"Set me as a seal upon thine heart, as a seal upon thine arm: for Love is strong as death; Jealousy is cruel as the grave: the coals thereof are coals of fire, which hath a most vehement flame. Many waters cannot quench Love, neither can the floods drown it: if a man would give all the substance of his house for Love, it would utterly be contemned."

"You read, sir?" he said interrogatively; and, putting on his spectacles, glanced over my shoulder.

"Ah! sir, fifty-eight years ago, I was young like you, and it was then I noted those two verses. You are young," he continued, "and perhaps have loved."

"No," I replied; "Heaven has not given me the opportunity of participating in one of its most essential blessings."

"Then, sir, Heaven has blessed you," he said. "I am old, you see; but I am alone in the world. Love has made me solitary." He sighed.

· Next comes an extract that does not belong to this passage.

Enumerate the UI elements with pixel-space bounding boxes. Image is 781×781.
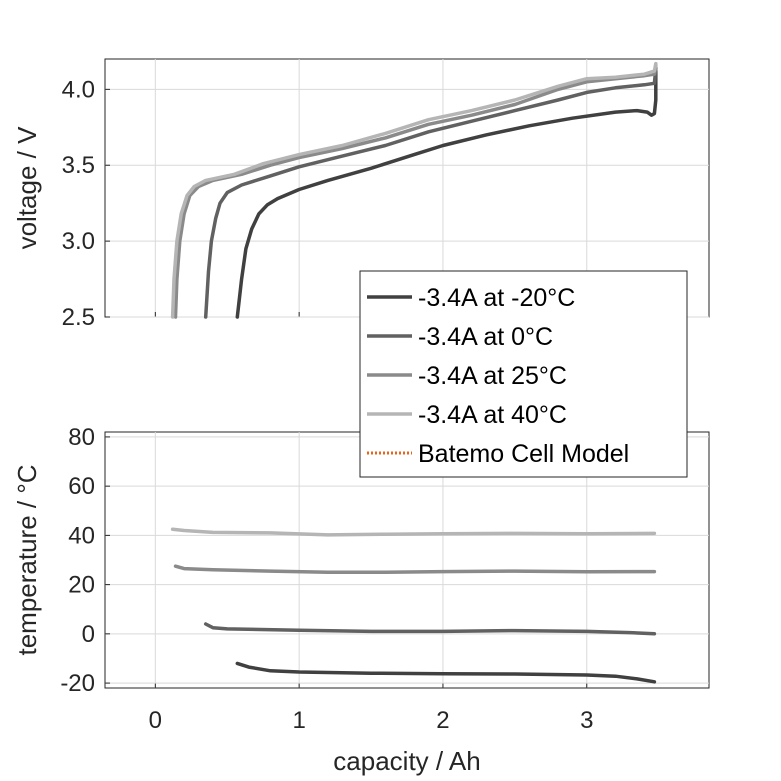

The old man seemed overcome with grief, and, desirous though I now was to hear his story, I dreaded to renew a sorrow, the intensity of which Time had not lessened. He drew forth in silence from his bosom, a miniature, suspended from his neck by a black ribbon, and with shaking hands he touched a spring, and held it unclapsed before me. It was the likeness of a girl about seventeen years of age. A loose robe partially covered her shoulders, and, the elbows resting on a kind of slab, her right cheek was cradled on the back of the left hand, the fingers of which touched her throat; and she looked, with laughing, light blue eyes, over her left shoulder. Her hair, parted slightly on one side, clustered in ringlets above a full, fair forehead; while a melancholy expression about her small, compressed mouth seemed to counteract the joyousness of the upper part of her countenance. The resemblance to the old man was striking.

"Sixty years ago, sir, I first saw that face, and it is as fresh in my memory as if I had only seen it yesterday. It was a face once to look on, to dream of for ever."

"It is very beautiful," I said, still gazing on the picture. "Was she your daughter?"

"Oh! no, sir, no. Would to God she had been!" the old man mournfully replied. "When, sir, I first saw that fair young creature, I was eighteen years of age, and she might have been seventeen. Endeavouring in vain to suppress the emotions which her beauty and amiable temper caused in my heart, I ventured one day to tell the father of Thora Rensel, for that was her name, the love I bore his daughter. Eric Rensel listened; and, when I had told my tale in words as fervent as my feelings, he replied, 'Engelbert Carlson, my daughter's hand is uncontrolled as her heart; win the girl's affections, and I will not stand in the way of your union.' I thanked Rensel with a grateful heart, and went forth to seek Thora.

"Do you see yonder hill?" said my narrator, pointing in the direction of a hill skirting some corn-fields before us; "there, close to that clump of elm-trees, stood Eric Rensel's cottage. Descending that hill, I met Thora, returning homewards, laden with a little basket full of fruit and flowers. She smiled when she observed me, and held out her hand, as she always did, in token of friendship. I hastened towards her, and, seizing the offered hand, pressed it warmly, and would have raised it to my lips, but I had not the courage.